To realise the practical potential of epistemic injustice as a concept for patients and healthcare practitioners and to ameliorate the harms that this concept highlights, we need a better understanding of silence in ill health and its relationship to epistemic injustice. This is what I will aim to provide in my case study by examining how people with bipolar disorder – who may have a unique and conflicted relationship to silence and speech – experience and use silence in their lives.

representation of silence: person with plaster on their mouth

What are you working on right now?

I’m working on a series of papers that will inform the conceptual framework of my case study.
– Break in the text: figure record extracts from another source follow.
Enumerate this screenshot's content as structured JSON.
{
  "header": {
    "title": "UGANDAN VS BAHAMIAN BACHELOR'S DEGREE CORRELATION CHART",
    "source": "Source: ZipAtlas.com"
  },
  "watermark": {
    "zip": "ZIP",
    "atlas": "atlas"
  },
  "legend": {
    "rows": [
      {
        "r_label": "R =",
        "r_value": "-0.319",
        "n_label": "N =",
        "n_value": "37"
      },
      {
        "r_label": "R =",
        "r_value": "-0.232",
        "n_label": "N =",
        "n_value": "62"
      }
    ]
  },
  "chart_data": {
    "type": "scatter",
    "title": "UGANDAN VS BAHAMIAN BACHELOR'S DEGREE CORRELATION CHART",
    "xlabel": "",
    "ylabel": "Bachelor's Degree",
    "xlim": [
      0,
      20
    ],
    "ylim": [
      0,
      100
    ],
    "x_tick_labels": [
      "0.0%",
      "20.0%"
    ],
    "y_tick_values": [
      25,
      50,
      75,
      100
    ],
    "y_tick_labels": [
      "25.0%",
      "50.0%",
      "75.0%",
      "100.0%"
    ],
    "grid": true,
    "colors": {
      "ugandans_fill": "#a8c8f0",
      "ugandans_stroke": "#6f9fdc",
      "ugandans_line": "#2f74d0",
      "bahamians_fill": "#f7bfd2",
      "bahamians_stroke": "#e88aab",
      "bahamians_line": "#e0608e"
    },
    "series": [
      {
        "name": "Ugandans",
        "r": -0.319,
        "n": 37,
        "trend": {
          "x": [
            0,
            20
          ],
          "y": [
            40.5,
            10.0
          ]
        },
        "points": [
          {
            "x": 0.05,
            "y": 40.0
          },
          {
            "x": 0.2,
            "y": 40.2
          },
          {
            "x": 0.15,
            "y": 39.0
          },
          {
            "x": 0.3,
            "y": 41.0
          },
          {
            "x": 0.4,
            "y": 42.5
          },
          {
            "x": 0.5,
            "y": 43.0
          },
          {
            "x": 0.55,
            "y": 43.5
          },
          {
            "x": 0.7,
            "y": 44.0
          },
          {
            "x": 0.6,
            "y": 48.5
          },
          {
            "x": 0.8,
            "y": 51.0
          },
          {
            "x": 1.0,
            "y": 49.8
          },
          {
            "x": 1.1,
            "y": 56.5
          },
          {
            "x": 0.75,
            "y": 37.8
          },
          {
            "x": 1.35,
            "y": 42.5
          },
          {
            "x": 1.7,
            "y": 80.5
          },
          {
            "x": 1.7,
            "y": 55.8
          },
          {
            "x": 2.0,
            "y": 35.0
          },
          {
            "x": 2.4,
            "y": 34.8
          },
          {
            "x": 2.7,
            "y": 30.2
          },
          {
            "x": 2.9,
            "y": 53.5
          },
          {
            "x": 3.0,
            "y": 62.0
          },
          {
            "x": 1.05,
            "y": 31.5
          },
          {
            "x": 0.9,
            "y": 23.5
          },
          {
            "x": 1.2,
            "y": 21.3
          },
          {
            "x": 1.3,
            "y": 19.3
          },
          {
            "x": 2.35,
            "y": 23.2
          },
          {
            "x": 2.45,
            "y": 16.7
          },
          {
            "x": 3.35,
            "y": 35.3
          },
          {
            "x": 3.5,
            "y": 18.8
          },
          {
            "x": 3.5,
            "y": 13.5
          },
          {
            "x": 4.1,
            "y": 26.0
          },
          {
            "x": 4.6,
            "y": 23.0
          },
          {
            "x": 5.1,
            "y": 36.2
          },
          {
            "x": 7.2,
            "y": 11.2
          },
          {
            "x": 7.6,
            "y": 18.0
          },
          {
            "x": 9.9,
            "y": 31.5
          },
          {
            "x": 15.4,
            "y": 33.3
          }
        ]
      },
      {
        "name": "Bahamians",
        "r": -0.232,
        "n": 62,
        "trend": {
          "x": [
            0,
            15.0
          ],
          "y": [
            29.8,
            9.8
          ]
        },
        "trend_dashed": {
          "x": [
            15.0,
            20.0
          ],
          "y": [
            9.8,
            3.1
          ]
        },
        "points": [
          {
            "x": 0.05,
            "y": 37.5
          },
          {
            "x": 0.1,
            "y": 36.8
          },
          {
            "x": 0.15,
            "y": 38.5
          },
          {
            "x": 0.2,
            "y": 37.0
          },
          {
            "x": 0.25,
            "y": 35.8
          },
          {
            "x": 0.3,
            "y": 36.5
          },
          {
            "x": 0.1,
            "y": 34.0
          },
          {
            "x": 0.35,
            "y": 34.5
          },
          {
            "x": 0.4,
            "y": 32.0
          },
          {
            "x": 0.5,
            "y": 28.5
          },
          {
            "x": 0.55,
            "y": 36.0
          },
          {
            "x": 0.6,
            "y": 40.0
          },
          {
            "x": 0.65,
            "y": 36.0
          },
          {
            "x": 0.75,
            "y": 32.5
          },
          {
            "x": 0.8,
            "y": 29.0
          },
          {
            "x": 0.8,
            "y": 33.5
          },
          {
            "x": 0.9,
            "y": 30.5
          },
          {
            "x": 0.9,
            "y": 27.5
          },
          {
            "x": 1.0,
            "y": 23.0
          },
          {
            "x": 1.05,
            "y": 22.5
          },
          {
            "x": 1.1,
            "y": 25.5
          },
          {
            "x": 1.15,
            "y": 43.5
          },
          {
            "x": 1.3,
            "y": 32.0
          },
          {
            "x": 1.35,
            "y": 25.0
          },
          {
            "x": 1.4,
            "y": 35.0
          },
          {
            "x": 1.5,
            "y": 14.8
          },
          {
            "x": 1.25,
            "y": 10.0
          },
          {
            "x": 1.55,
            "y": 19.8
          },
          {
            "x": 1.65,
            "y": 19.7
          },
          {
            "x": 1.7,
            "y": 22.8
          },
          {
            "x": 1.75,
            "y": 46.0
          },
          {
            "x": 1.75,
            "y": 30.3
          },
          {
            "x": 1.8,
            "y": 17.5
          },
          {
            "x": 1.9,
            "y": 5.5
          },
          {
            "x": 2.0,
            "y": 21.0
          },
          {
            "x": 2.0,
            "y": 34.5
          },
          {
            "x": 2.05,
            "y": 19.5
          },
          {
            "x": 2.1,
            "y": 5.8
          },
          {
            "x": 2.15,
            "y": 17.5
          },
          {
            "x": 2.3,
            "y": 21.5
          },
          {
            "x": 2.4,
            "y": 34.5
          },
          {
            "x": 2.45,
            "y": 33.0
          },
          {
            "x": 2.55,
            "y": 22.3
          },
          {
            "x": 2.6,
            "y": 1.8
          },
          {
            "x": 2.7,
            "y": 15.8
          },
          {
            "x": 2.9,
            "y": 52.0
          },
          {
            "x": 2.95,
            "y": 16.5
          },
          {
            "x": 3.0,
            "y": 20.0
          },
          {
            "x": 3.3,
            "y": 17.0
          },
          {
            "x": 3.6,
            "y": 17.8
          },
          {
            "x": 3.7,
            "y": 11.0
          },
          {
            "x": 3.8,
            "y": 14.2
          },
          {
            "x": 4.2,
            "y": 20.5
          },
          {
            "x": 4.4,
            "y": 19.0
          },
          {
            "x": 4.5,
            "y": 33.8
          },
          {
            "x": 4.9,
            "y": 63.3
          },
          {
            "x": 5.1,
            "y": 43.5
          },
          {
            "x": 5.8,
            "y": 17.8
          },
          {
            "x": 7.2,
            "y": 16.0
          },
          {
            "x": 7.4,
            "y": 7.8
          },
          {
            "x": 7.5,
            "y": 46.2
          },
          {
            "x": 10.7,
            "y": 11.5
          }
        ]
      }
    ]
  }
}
The first sets out an epistemic case for recognising a substantive political right to silence.

American crime shows might mislead us into thinking that this right is already legally protected. The phrase ‘You have the right to remain silent’ is probably among the most famous in the English language. In the UK – where what we do not say can be used against us in court – we do not have that right. However, even if we did, a right to remain silent in criminal contexts is too circumscribed to provide the protection that we need for our silence in a democracy.

A political right to silence must be able to protect our ability to be silent across various contexts because there are often good epistemic reasons for us not to speak. For example, we might feel pressured to lie if we speak, or we might know that what we say will be misunderstood or misused by others. In such circumstances, silence might be the best option. But, in a society like ours where silence is frequently denigrated, it may seem an untenable one.

I think this right could have important implications for people with ill health, who can, for example, be subject to pressure to disclose their illness at their place of work or education.

I’m looking forward to developing this and other ideas over the next few years in the context of the EPIC project.